Mas é real. Reflita e saberá que é.
Pois bem,
estabelecida a presença do egoísmo como característica inerente, devemos
concordar que tomamos nossas decisões e definimos nossos valores e opiniões
preponderantemente baseados em questões de “eu” e “meu”. Agora tomemos
novamente o “Caso Eike” e eventos semelhantes. Se você avaliar bem, notará que
não importa a catástrofe que um empresário ou político corrupto possam criar e as
milhares de pessoas que direta e indiretamente sofrem e morrem em decorrência
das ações destes caras, continua sempre possível mantê-los fora dos nossos círculos
de egoísmo. Eu não perdi nenhum parente em Mariana. É claro que a corrupção me
criou algum ônus (na verdade, MUITO ÔNUS), mas trata-se de coisa diluída no meu
dia a dia e, nesta vida de sofrimentos ininterruptos, acabo nem percebendo. “Se
há sorte, não sei, nunca vi!”. Você poderá protestar “Mas o cara amarrado no
poste também não me fez nada!”. Claro que não. Mas não foi você quem o amarrou
no poste, foi? Os diversos “eu’s” que o espancaram e amarraram o fizeram porque
este sujeito afrontou diretamente seus círculos de egoísmo, porque ele roubou o
“meu” vizinho, a “minha” irmã, a “minha” casa, a “minha” comunidade. Se o Eike
tivesse causado um único arranhão no meu filho ele estaria em estado grave
neste momento. Mas como o dano causado pelas dezenas de Eike’s que exploram
este país não é visível agredindo diretamente o meu garoto, mas sim diluem-se
na minha necessidade de pagar escola particular, não ter qualidade de vida, não
ter acesso à saúde, etc., não percebo a ofensa aos círculos de egoísmo.
Resumindo, não se
trata de amarrar e bater em um porque é negro e pobre e poupar o outro porque é
branco e rico, mas simplesmente porque eu não me senti atacado por este,
enquanto aquele me ofendeu diretamente (através dos círculos supracitados). Ao “Todos
merecem uma segunda chance” os conservadores respondem “E a segunda chance do
homem que foi assassinado?”. Aos conservadores eu pergunto “E a segunda chance
dos mortos em corredores de hospitais? DIRETAMENTE ASSASSINADOS PELOS EIKES E
CUNHAS deste país?”. Se a vítima de latrocínio for um parente (meu pai morreu com
um tiro na cabeça enquanto voltava para casa.
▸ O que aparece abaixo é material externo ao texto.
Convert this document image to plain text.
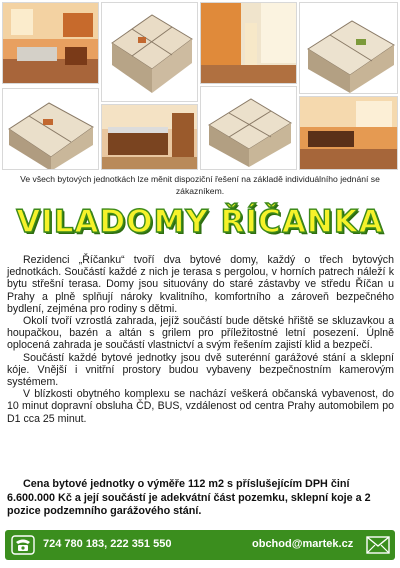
Ve všech bytových jednotkách lze měnit dispoziční řešení na základě individuálního jednání se zákazníkem.
VILADOMY ŘÍČANKA

Rezidenci „Říčanku“ tvoří dva bytové domy, každý o třech bytových jednotkách. Součástí každé z nich je terasa s pergolou, v horních patrech náleží k bytu střešní terasa. Domy jsou situovány do staré zástavby ve středu Říčan u Prahy a plně splňují nároky kvalitního, komfortního a zároveň bezpečného bydlení, zejména pro rodiny s dětmi.

Okolí tvoří vzrostlá zahrada, jejíž součástí bude dětské hřiště se skluzavkou a houpačkou, bazén a altán s grilem pro příležitostné letní posezení. Úplně oplocená zahrada je součástí vlastnictví a svým řešením zajistí klid a bezpečí.

Součástí každé bytové jednotky jsou dvě suterénní garážové stání a sklepní kóje. Vnější i vnitřní prostory budou vybaveny bezpečnostním kamerovým systémem.

V blízkosti obytného komplexu se nachází veškerá občanská vybavenost, do 10 minut dopravní obsluha ČD, BUS, vzdálenost od centra Prahy automobilem po D1 cca 25 minut.

Cena bytové jednotky o výměře 112 m2 s příslušejícím DPH činí 6.600.000 Kč a její součástí je adekvátní část pozemku, sklepní koje a 2 pozice podzemního garážového stání.

724 780 183, 222 351 550	obchod@martek.cz
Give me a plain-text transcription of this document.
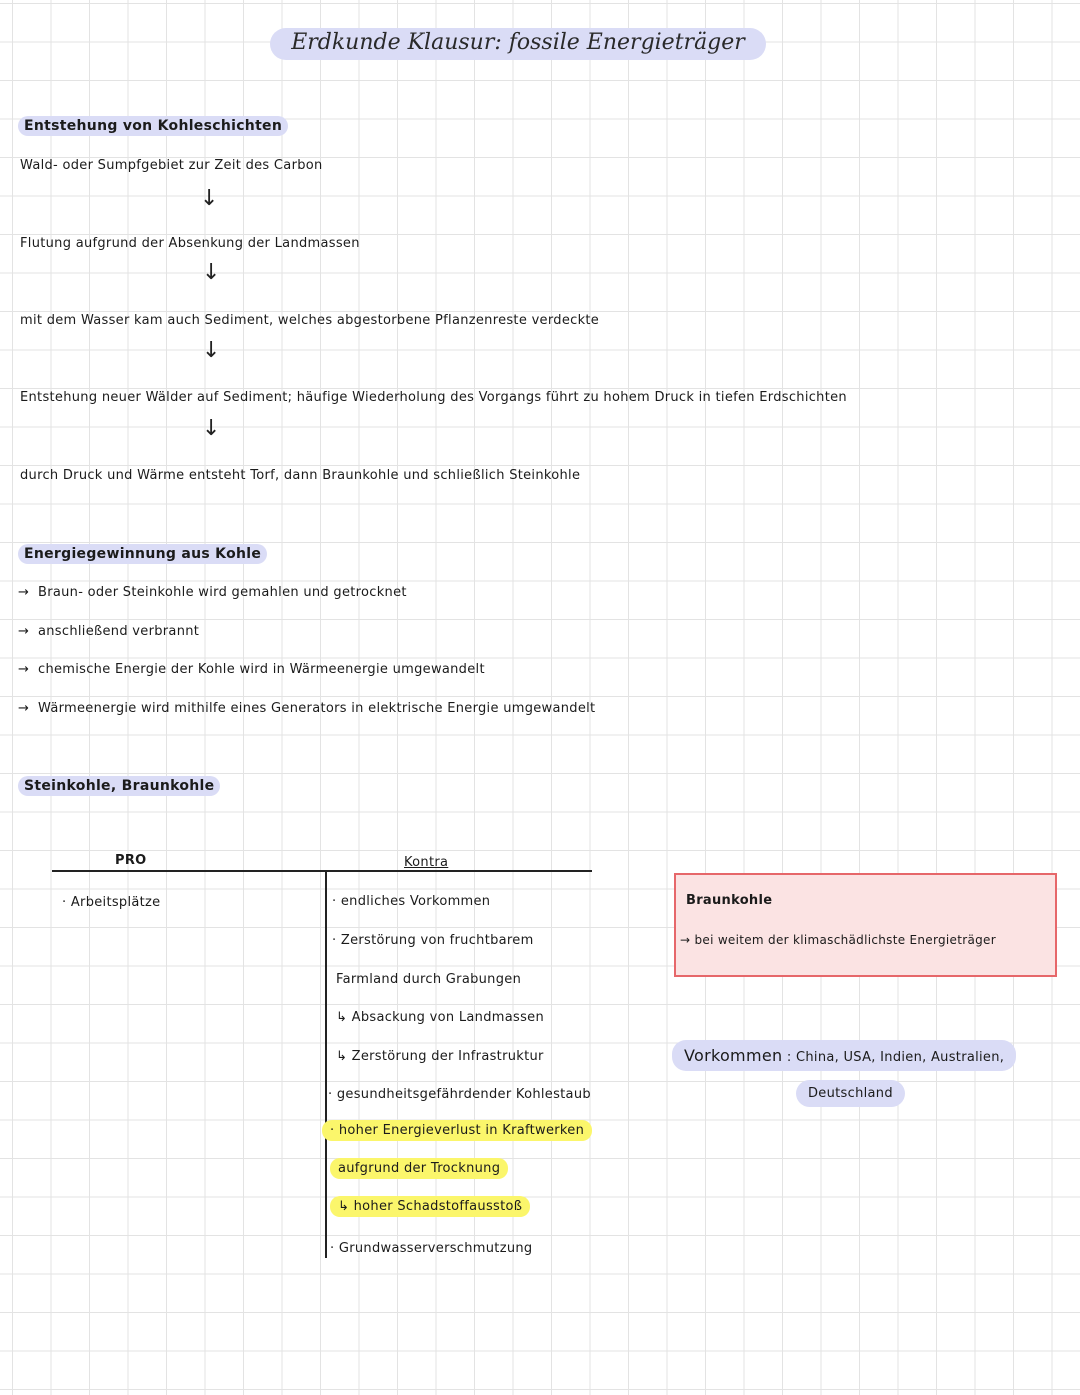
Erdkunde Klausur: fossile Energieträger
Entstehung von Kohleschichten
Wald- oder Sumpfgebiet zur Zeit des Carbon
↓
Flutung aufgrund der Absenkung der Landmassen
↓
mit dem Wasser kam auch Sediment, welches abgestorbene Pflanzenreste verdeckte
↓
Entstehung neuer Wälder auf Sediment; häufige Wiederholung des Vorgangs führt zu hohem Druck in tiefen Erdschichten
↓
durch Druck und Wärme entsteht Torf, dann Braunkohle und schließlich Steinkohle
Energiegewinnung aus Kohle
→ Braun- oder Steinkohle wird gemahlen und getrocknet
→ anschließend verbrannt
→ chemische Energie der Kohle wird in Wärmeenergie umgewandelt
→ Wärmeenergie wird mithilfe eines Generators in elektrische Energie umgewandelt
Steinkohle, Braunkohle
PRO	Kontra
· Arbeitsplätze	· endliches Vorkommen
· Zerstörung von fruchtbarem
Farmland durch Grabungen
↳ Absackung von Landmassen
↳ Zerstörung der Infrastruktur
· gesundheitsgefährdender Kohlestaub
· hoher Energieverlust in Kraftwerken
aufgrund der Trocknung
↳ hoher Schadstoffausstoß
· Grundwasserverschmutzung
Braunkohle
→ bei weitem der klimaschädlichste Energieträger
Vorkommen : China, USA, Indien, Australien,
Deutschland
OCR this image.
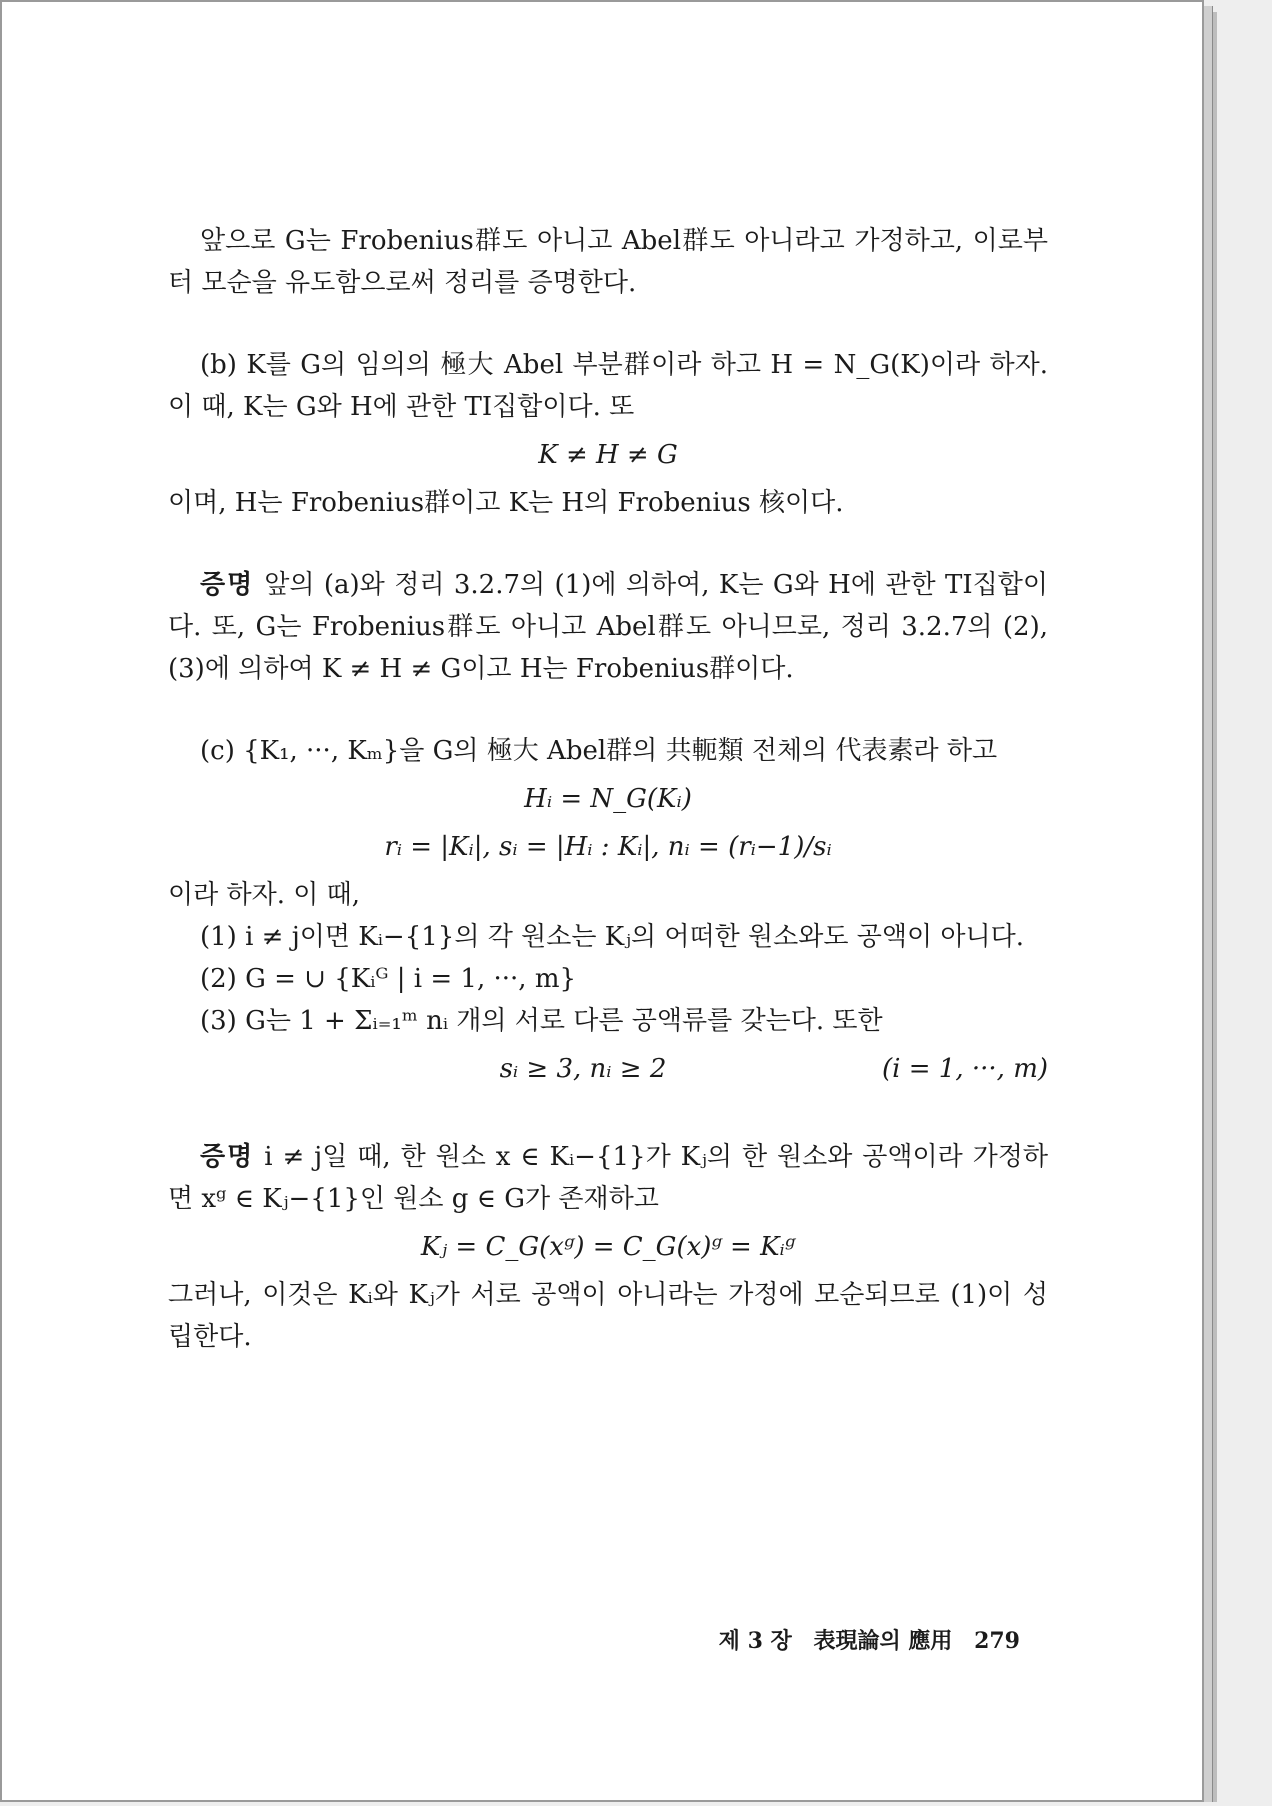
앞으로 G는 Frobenius群도 아니고 Abel群도 아니라고 가정하고, 이로부터 모순을 유도함으로써 정리를 증명한다.

(b) K를 G의 임의의 極大 Abel 부분群이라 하고 H = N_G(K)이라 하자. 이 때, K는 G와 H에 관한 TI집합이다. 또

K ≠ H ≠ G

이며, H는 Frobenius群이고 K는 H의 Frobenius 核이다.

증명 앞의 (a)와 정리 3.2.7의 (1)에 의하여, K는 G와 H에 관한 TI집합이다. 또, G는 Frobenius群도 아니고 Abel群도 아니므로, 정리 3.2.7의 (2), (3)에 의하여 K ≠ H ≠ G이고 H는 Frobenius群이다.

(c) {K₁, ···, Kₘ}을 G의 極大 Abel群의 共軛類 전체의 代表素라 하고

Hᵢ = N_G(Kᵢ)

rᵢ = |Kᵢ|, sᵢ = |Hᵢ : Kᵢ|, nᵢ = (rᵢ−1)/sᵢ

이라 하자. 이 때,

(1) i ≠ j이면 Kᵢ−{1}의 각 원소는 Kⱼ의 어떠한 원소와도 공액이 아니다.

(2) G = ∪ {Kᵢᴳ | i = 1, ···, m}

(3) G는 1 + Σᵢ₌₁ᵐ nᵢ 개의 서로 다른 공액류를 갖는다. 또한

sᵢ ≥ 3, nᵢ ≥ 2	(i = 1, ···, m)

증명 i ≠ j일 때, 한 원소 x ∈ Kᵢ−{1}가 Kⱼ의 한 원소와 공액이라 가정하면 xᵍ ∈ Kⱼ−{1}인 원소 g ∈ G가 존재하고

Kⱼ = C_G(xᵍ) = C_G(x)ᵍ = Kᵢᵍ

그러나, 이것은 Kᵢ와 Kⱼ가 서로 공액이 아니라는 가정에 모순되므로 (1)이 성립한다.

제 3 장 表現論의 應用 279
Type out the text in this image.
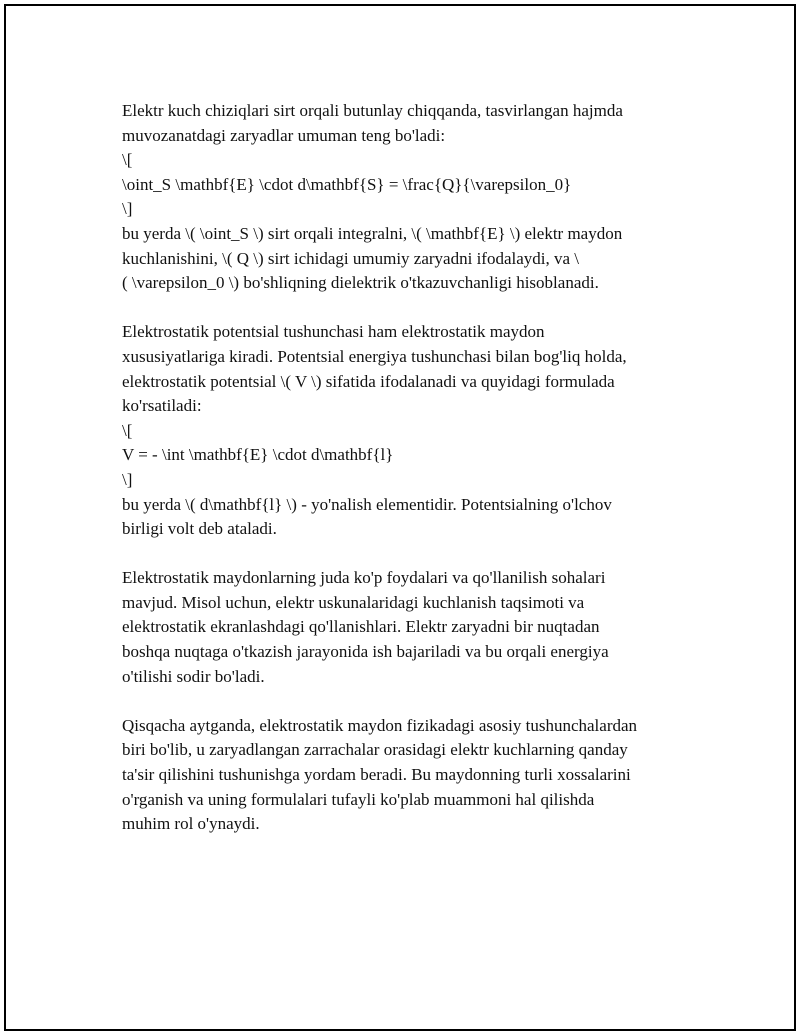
Elektr kuch chiziqlari sirt orqali butunlay chiqqanda, tasvirlangan hajmda
muvozanatdagi zaryadlar umuman teng bo'ladi:
\[
\oint_S \mathbf{E} \cdot d\mathbf{S} = \frac{Q}{\varepsilon_0}
\]
bu yerda \( \oint_S \) sirt orqali integralni, \( \mathbf{E} \) elektr maydon
kuchlanishini, \( Q \) sirt ichidagi umumiy zaryadni ifodalaydi, va \
( \varepsilon_0 \) bo'shliqning dielektrik o'tkazuvchanligi hisoblanadi.

Elektrostatik potentsial tushunchasi ham elektrostatik maydon
xususiyatlariga kiradi. Potentsial energiya tushunchasi bilan bog'liq holda,
elektrostatik potentsial \( V \) sifatida ifodalanadi va quyidagi formulada
ko'rsatiladi:
\[
V = - \int \mathbf{E} \cdot d\mathbf{l}
\]
bu yerda \( d\mathbf{l} \) - yo'nalish elementidir. Potentsialning o'lchov
birligi volt deb ataladi.

Elektrostatik maydonlarning juda ko'p foydalari va qo'llanilish sohalari
mavjud. Misol uchun, elektr uskunalaridagi kuchlanish taqsimoti va
elektrostatik ekranlashdagi qo'llanishlari. Elektr zaryadni bir nuqtadan
boshqa nuqtaga o'tkazish jarayonida ish bajariladi va bu orqali energiya
o'tilishi sodir bo'ladi.

Qisqacha aytganda, elektrostatik maydon fizikadagi asosiy tushunchalardan
biri bo'lib, u zaryadlangan zarrachalar orasidagi elektr kuchlarning qanday
ta'sir qilishini tushunishga yordam beradi. Bu maydonning turli xossalarini
o'rganish va uning formulalari tufayli ko'plab muammoni hal qilishda
muhim rol o'ynaydi.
Era taxista) desejamos todo o
tipo de sofrimento seguido de morte ao executor. Por outro lado, se não
identificarmos a vítima da corrupção como alguém com conexão direta aos nossos
círculos (minha mãe esteve duas semanas internada em hospital público ao lado
de marginais baleados e pessoas com doenças contagiosas graves. Eu assisti
pessoalmente dois óbitos enquanto a visitava) nos anestesiamos, tomamos
distância, seguramos uma xícara de café e emitimos um indiferente “Que lástima!”.